Однажды Брокки взял меня с собой в редакцию газеты, принадлежащей его отцу, и там после краткого разговора с младшим редактором показал мне рельефные картонные формы, розовые, размером с газетную страницу: на них был выдавлен завтрашний комикс. Эти страницы вставляли в машину для изготовления стереотипов, которая отливала на их основе металлические матрицы.

– Вот они, видишь. На каждой – целая неделя смеха и суровой уличной мудрости. Их недаром называют стереотипами: они воплощают в себе то, во что верят или что считают самоочевидным большинство людей. Читатель распознает чужую глупость или непредусмотрительность и гордится, что он гораздо умнее. Когда Матт надевает Джеффу плевательницу на голову, миллионы простых душ испытывают дрожь восторга.
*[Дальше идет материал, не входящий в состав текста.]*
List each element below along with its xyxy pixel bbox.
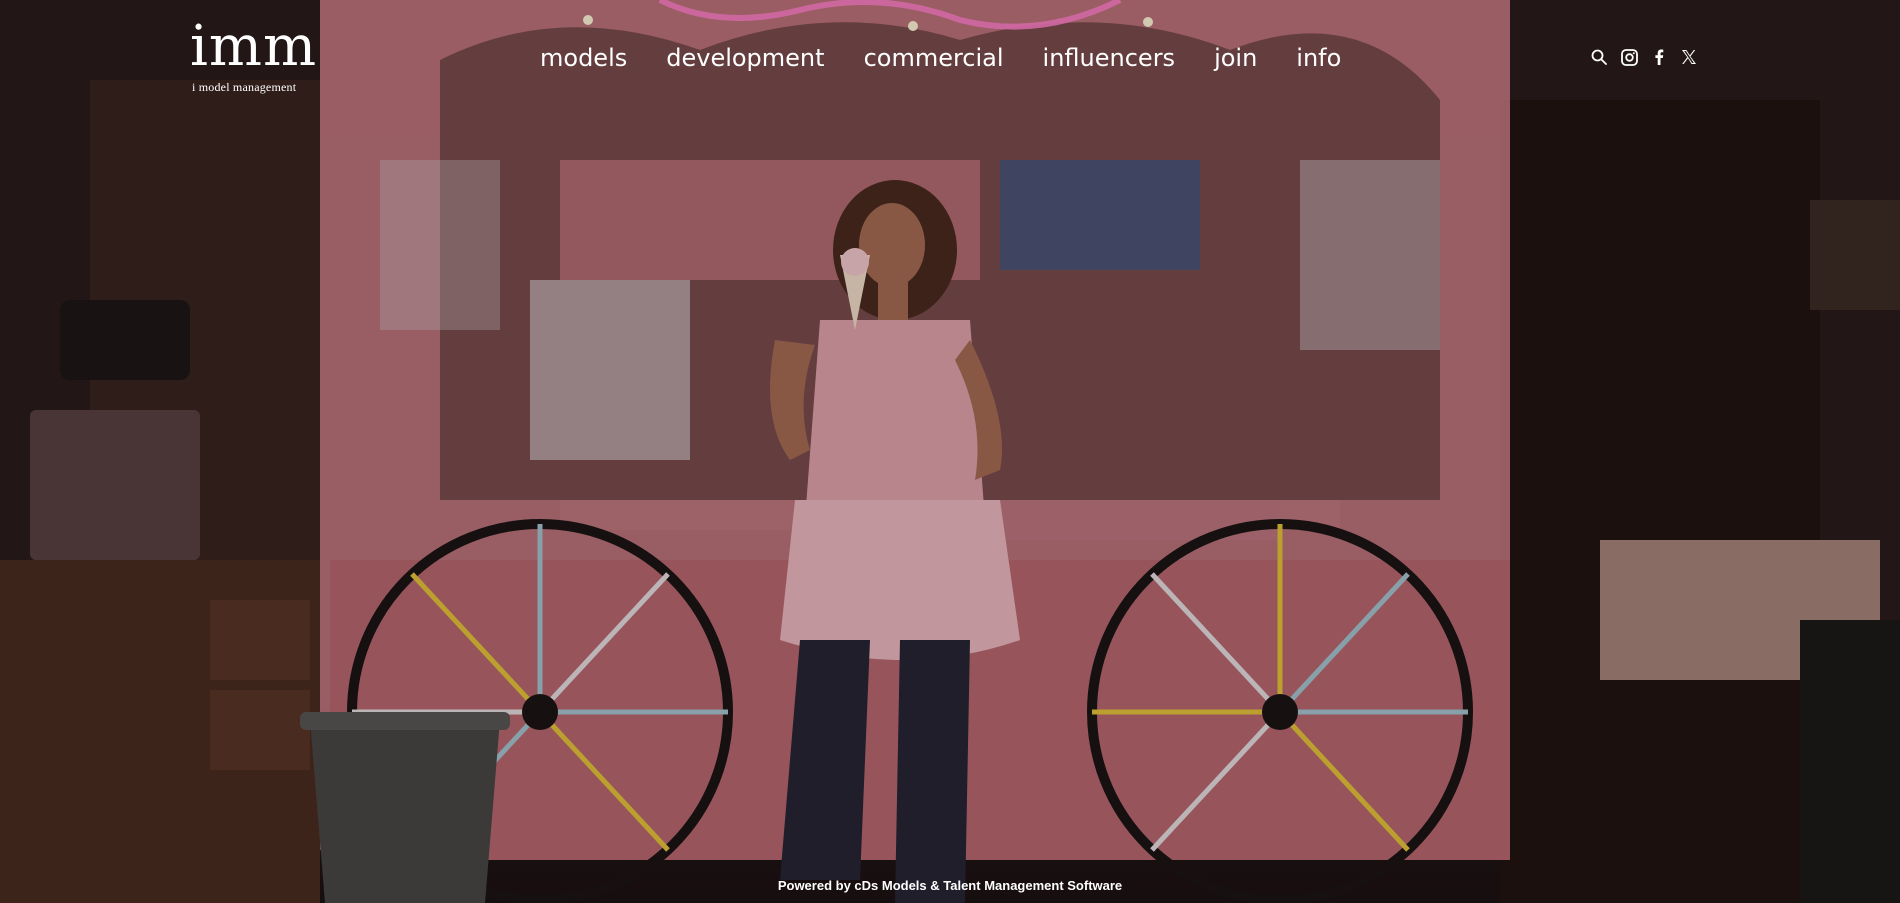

Когда Мэгги бьет Джиггса скалкой и у него над головой появляется пузырь с надписью «Ка-БУМ!», у миллиона притерпевшихся друг к другу несчастливых мужей и жен происходит мгновенная разрядка напряжения. И потом, понимаешь, это в самом деле смешно. Не забывай. То, что под пером Софокла могло бы превратиться в трагедию, становится комедией в четырех-пяти кадрах ежедневного комикса. Пока живут смешные картинки, Аристофан не умер до конца.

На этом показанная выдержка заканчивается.